BASEL UNIVERSITY HOSPITAL, SWITZERLAND
Radiologists in the Department of Cardiac and Thoracic Diagnostics prepare multimedia reports for all cardiac CT and MRI scans using syngo.via. For structured reporting, they use templates customized for their clinic, which are stored in the software.


CITY GENERAL HOSPITAL, STOKE-ON-TRENT, UK
CT scans of the colon are diagnosed with syngo.via. In three-quarters of the workflows, the system is then used to produce a radiology report.


CLEVELAND CLINIC, USA
Radiologists use syngo.via for standardized and structured diagnosis of cardiac scans. Results are transferred to Nuance PowerScribe 360 and integrated into electronic patient files as rich media PDFs. Benefits include the avoidance of dictation errors, output of concise and multimedia-enhanced reports, and better support for treatment decisions.
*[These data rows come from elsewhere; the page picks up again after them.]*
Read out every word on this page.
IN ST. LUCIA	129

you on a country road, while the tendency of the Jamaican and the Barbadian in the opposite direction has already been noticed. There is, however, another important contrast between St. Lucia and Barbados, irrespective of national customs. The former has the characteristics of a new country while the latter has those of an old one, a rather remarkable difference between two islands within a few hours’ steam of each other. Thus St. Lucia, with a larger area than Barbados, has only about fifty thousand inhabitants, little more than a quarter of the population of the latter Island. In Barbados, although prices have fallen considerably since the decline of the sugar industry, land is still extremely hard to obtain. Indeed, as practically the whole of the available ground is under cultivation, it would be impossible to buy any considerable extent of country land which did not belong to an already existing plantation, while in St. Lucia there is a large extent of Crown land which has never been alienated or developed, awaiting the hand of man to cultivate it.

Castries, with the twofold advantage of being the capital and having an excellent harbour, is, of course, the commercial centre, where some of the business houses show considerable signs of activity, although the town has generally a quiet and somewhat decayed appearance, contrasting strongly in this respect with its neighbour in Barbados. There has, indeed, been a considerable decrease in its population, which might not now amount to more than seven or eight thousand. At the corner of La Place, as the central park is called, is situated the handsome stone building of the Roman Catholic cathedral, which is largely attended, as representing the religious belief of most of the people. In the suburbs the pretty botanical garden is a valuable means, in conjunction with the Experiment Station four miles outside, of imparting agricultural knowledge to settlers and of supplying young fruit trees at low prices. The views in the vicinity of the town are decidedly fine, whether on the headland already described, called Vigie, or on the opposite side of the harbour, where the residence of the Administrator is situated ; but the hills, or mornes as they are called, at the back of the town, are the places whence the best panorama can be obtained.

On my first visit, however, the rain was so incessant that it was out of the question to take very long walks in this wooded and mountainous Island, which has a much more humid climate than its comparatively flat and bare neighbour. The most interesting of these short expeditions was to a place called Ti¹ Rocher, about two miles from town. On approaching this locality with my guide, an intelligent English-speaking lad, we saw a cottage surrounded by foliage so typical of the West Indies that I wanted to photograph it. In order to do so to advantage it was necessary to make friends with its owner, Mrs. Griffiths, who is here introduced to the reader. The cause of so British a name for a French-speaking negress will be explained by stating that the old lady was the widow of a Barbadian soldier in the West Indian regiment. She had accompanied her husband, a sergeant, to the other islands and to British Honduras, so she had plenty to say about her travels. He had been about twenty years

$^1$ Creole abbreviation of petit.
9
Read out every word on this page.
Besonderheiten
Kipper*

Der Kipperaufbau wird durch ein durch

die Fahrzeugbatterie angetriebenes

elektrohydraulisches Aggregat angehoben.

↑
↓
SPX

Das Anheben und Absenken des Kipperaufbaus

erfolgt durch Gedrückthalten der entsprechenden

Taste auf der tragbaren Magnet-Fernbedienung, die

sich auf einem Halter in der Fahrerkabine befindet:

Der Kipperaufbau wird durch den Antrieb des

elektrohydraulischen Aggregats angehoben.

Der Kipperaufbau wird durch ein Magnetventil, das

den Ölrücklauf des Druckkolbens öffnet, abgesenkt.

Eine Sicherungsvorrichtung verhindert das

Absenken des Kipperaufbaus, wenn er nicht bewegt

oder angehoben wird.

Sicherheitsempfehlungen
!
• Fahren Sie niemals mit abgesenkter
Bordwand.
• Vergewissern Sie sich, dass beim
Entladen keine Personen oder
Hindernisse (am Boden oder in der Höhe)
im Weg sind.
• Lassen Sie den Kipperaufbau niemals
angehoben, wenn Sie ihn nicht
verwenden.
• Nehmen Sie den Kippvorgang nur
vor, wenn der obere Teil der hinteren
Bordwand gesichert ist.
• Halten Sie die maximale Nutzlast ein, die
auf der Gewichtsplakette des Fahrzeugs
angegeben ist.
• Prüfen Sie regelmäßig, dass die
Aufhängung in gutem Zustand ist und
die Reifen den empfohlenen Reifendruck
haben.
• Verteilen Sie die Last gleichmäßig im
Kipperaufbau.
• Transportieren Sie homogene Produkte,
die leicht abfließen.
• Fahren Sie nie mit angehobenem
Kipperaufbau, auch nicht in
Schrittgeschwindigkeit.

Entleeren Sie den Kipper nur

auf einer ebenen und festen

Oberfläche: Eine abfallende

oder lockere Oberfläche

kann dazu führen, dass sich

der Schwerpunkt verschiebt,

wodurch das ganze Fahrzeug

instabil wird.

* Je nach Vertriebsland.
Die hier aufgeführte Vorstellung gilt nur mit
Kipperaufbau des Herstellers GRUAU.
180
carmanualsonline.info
KLINIKUM WELS-GRIESKIRCHEN, AUSTRIA
The treatment result measurements for oncology study patients (according to RECIST criteria) are transferred to the hospital information system through an HL7 interface. The software automatically compares previous tests, generates precise case-progression information for each patient, and presents it in easy-to-understand charts. Electronic data export eliminates the need for paper documentation and avoids calculation and transmission errors.


ST TERESA’S HOSPITAL, HONG KONG
Radiologists use syngo.via in CT imaging of coronary arteries and for calcium scoring. In about 70 percent of cases, a structured report is generated directly from the software.